When Tisha Be’av ends, the mood in the city changes. I wander through the Mamilla Mall – an architectural gem deftly integrating the ancient and the contemporary below Jaffa Gate, which yesterday I viewed only from a distance, and discover that love is in the air.
At least the marketable strain of it. Tu Be’av is only a few days away, an Israeli Valentine’s Day of sorts, loosely fashioned on the tradition of the Second Temple period in which unmarried women would don simple white dresses (so that those who could afford no more would not be at a disadvantage), and wander into the vineyards singing, dancing and seeking suitors. Never mind that the day has been commercialized beyond recognition.
The promise of romance is a welcome one after the period of abstinence we have just been through. I may not be thrilled that there will be more people enjoying dinner by candlelight than there were who read Lamentations by candlelight, but I, too, am tired of the exhausting tensions we live with day in and day out. Hungry from the fast, I find myself gorging on the plethora of holiday come-ons, eagerly submitting to the various temptations with which to entice my wife under the glow of the approaching full moon.
In the meantime, the question persists. What significance can there be in observing Tisha Be’av when everywhere we are witness to the wonders of return? There are those who would do away with the day of grieving because they are not interested in a Temple rebuilt and animal sacrifice renewed. Others extol the spiritual and cultural heights Judaism has reached in the Diaspora and believe the emphasis on the ingathering of the exiles to be misguided. And some maintain that with the reestablishment of Jewish sovereignty in the Land of Israel and a rebuilt Jerusalem as our capital, there is simply no longer any meaning in mourning.
But Tisha Be’av was never only about the Temple, sovereignty and Jerusalem. It was – and must remain – about the social order we establish here. During the coming weeks, the traditional biblical readings will encompass not only prophecies of consolation, but also a long compilation of commandments regarding the sort of society we were to create after crossing the Jordan into the Promised Land. Whatever one’s interpretation of these injunctions, there can be no arguing that we are far from having fulfilled them. As the fast of Yom Kippur offers us an opportunity for personal introspection, the fast of Tisha Be’av provides an occasion for national soulsearching in pursuit of the “truth and peace” that will turn fasting into feasting. There is much meaning in our tradition that the Messiah will be born on Tisha Be’av and, according to some, arrive on that day as well.
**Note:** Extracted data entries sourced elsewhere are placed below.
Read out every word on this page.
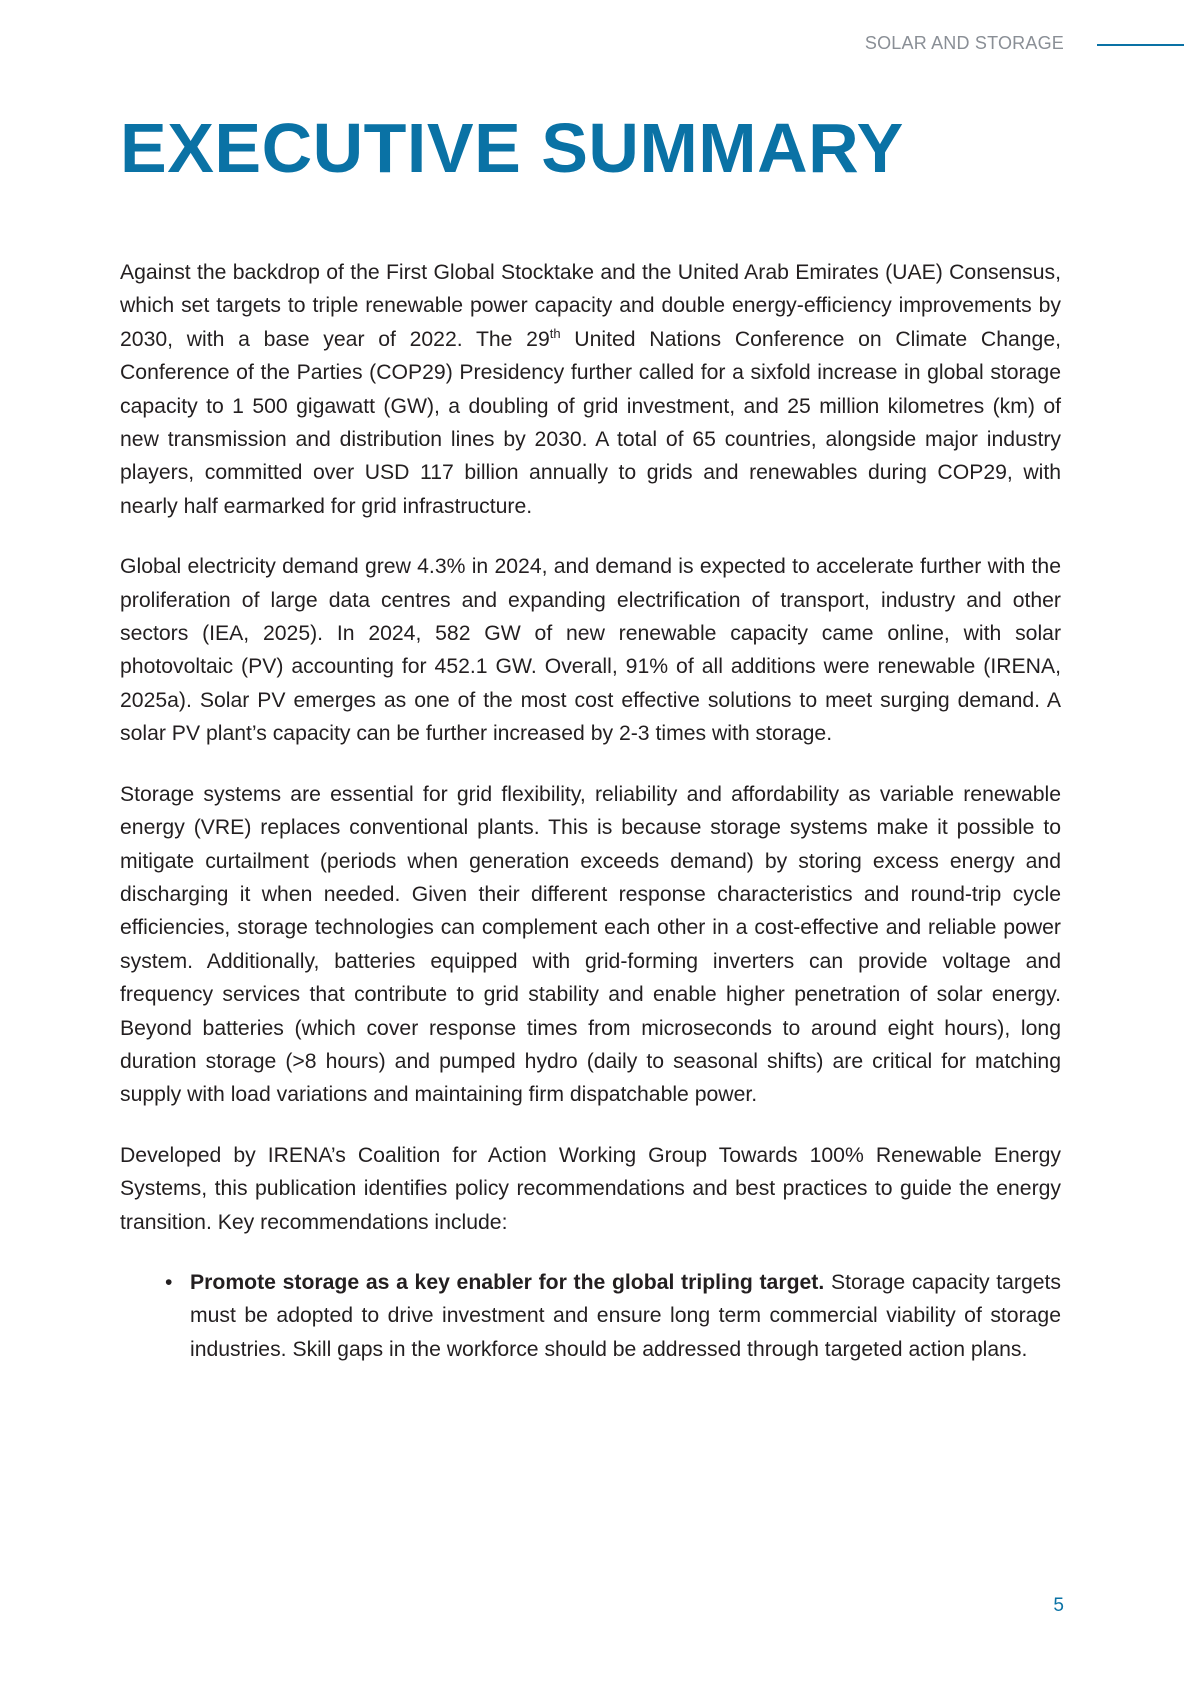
SOLAR AND STORAGE
EXECUTIVE SUMMARY

Against the backdrop of the First Global Stocktake and the United Arab Emirates (UAE) Consensus, which set targets to triple renewable power capacity and double energy-efficiency improvements by 2030, with a base year of 2022. The 29th United Nations Conference on Climate Change, Conference of the Parties (COP29) Presidency further called for a sixfold increase in global storage capacity to 1 500 gigawatt (GW), a doubling of grid investment, and 25 million kilometres (km) of new transmission and distribution lines by 2030. A total of 65 countries, alongside major industry players, committed over USD 117 billion annually to grids and renewables during COP29, with nearly half earmarked for grid infrastructure.

Global electricity demand grew 4.3% in 2024, and demand is expected to accelerate further with the proliferation of large data centres and expanding electrification of transport, industry and other sectors (IEA, 2025). In 2024, 582 GW of new renewable capacity came online, with solar photovoltaic (PV) accounting for 452.1 GW. Overall, 91% of all additions were renewable (IRENA, 2025a). Solar PV emerges as one of the most cost effective solutions to meet surging demand. A solar PV plant’s capacity can be further increased by 2-3 times with storage.

Storage systems are essential for grid flexibility, reliability and affordability as variable renewable energy (VRE) replaces conventional plants. This is because storage systems make it possible to mitigate curtailment (periods when generation exceeds demand) by storing excess energy and discharging it when needed. Given their different response characteristics and round-trip cycle efficiencies, storage technologies can complement each other in a cost-effective and reliable power system. Additionally, batteries equipped with grid-forming inverters can provide voltage and frequency services that contribute to grid stability and enable higher penetration of solar energy. Beyond batteries (which cover response times from microseconds to around eight hours), long duration storage (>8 hours) and pumped hydro (daily to seasonal shifts) are critical for matching supply with load variations and maintaining firm dispatchable power.

Developed by IRENA’s Coalition for Action Working Group Towards 100% Renewable Energy Systems, this publication identifies policy recommendations and best practices to guide the energy transition. Key recommendations include:

• Promote storage as a key enabler for the global tripling target. Storage capacity targets must be adopted to drive investment and ensure long term commercial viability of storage industries. Skill gaps in the workforce should be addressed through targeted action plans.
5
In the meantime, though he or she may not have come this year, neither was Jerusalem destroyed. I’ll settle.
No, more than that. On this Shabbat of consolation I will allow myself to be consoled and even to rejoice in the miracle of a Jewish state reborn. And when tomorrow I roll up my sleeves and again apply myself to the nitty-gritty grind of repairing the world, it will be with a renewed appreciation for all the extraordinary accomplishments spawned by the Zionist enterprise and the heights to which we continue to aspire.
The author is vice chairman of the World Zionist Organization and a member of the Jewish Agency Executive. The opinions expressed herein are his own.